The Bambi is still a non-runner, but Janet has some plans about how to get it going. Meanwhile, preparations for her walk continue, assuming fixed accommodation for at least the first quarter.
There is a kind of logic that goes: if you do right, you will be rewarded, and if you do wrong you will be punished. Therefore if you are doing well, it must be because you are doing right, and if things are going wrong for you, it must be because you are doing wrong. Jesus takes a sledgehammer to this logic in the Luke reading. It doesn’t work like that. The Galileans were all wrongdoers, even the successful ones. Actually, reading elsewhere what Jesus is reckoned to have said (e.g. according to Matthew 5:48 – “Be perfect, therefore, as your heavenly Father is perfect.”), we are all wrongdoers. We hurt other people, we hurt our planet, we are part of a network of hurt. God’s dreams for us are so great, and we just haven’t got the oomph to fulfil those hopes. We have to change our ways, seek forgiveness and offer forgiveness. The good bit is that forgiveness is possible – it is always possible.
It feels as if Jesus is talking to the Galileans en masse. We are all individuals, yes, but we also share in the messed-up nature of all humanity, and of every group and organisation we are part of. What would a new beginning look like? I am white, West European, male – what would it look like if people like me could relate better to the rest of the world? I was never a fan of Brexit – but I do remember the misgivings I had when we first joined our European partners … it felt like dumping the Commonwealth.
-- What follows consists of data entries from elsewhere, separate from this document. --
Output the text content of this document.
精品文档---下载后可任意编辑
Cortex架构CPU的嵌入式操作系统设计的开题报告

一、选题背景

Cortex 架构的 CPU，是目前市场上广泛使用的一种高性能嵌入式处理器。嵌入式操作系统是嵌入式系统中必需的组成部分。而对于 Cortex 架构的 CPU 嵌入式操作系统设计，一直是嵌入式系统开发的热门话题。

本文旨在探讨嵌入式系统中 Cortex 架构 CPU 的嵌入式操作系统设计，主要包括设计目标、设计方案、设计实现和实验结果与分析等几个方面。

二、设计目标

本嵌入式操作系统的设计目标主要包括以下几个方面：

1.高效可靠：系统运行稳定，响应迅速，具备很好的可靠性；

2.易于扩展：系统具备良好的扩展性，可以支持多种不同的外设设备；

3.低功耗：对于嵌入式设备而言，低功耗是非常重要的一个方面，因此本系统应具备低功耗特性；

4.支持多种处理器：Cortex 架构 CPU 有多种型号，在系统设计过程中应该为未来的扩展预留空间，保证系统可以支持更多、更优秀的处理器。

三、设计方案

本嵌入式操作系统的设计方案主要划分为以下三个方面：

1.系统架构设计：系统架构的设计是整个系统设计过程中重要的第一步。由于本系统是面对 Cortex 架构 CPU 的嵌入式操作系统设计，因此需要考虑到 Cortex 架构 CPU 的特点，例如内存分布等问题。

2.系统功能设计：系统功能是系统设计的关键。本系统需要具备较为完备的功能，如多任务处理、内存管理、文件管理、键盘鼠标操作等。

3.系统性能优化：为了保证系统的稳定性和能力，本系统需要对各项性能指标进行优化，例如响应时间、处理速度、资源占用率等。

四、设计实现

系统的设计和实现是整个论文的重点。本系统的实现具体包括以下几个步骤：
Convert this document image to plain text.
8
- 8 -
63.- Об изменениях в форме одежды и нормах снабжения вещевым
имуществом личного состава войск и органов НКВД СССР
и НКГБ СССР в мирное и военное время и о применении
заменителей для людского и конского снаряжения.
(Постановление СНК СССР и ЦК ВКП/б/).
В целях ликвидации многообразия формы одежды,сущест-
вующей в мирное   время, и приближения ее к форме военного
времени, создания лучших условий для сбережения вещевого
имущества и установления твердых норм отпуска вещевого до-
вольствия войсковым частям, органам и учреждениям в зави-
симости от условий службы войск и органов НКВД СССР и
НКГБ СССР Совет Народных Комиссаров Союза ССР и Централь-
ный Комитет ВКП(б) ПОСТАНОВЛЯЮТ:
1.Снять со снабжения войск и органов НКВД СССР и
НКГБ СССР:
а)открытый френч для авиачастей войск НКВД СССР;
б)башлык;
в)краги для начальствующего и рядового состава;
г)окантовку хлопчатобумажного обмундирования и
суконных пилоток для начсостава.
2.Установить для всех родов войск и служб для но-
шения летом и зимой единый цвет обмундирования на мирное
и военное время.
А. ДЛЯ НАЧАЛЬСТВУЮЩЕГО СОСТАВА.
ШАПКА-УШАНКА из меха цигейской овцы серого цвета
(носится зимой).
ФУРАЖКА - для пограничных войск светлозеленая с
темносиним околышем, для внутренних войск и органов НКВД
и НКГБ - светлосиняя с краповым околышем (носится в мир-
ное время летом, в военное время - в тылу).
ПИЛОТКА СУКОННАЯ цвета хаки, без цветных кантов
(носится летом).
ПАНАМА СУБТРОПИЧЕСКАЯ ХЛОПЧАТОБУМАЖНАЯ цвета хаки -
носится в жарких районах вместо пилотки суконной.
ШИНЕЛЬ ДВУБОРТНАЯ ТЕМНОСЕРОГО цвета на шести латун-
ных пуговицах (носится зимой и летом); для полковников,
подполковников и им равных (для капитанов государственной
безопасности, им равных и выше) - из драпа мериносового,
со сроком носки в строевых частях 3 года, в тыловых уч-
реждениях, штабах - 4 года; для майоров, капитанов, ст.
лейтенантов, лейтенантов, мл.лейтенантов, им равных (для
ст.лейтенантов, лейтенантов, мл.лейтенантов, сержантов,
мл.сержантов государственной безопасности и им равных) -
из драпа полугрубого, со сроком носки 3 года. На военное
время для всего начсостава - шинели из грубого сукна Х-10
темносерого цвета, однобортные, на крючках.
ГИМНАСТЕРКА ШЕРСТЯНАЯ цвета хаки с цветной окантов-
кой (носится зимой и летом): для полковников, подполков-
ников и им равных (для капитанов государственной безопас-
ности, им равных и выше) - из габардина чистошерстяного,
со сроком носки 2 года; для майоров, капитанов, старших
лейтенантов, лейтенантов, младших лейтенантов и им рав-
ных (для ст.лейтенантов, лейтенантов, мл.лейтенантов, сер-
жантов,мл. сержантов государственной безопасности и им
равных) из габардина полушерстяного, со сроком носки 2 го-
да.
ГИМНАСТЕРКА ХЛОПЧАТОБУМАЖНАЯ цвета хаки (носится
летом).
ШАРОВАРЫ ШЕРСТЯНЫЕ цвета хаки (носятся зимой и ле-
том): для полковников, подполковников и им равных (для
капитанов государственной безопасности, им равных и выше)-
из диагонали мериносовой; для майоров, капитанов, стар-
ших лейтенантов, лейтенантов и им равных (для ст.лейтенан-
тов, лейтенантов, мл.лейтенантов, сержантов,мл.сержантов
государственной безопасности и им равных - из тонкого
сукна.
Maybe now will be an opportunity to make the Commonwealth a thing again, a thing that does what it says on the tin: dream on, Bob!
Thank you God for Lent,
a time for turning,
a time to think again,
reconsider,
to get the first intimations of change
in the grey world:
a time when all things
become possible.
Also, I lay awake in bed for a bit last night, thinking maybe there I things I should do that I’ve never done before. After about fifteen minutes’ deliberation I decided against Marmite in porridge.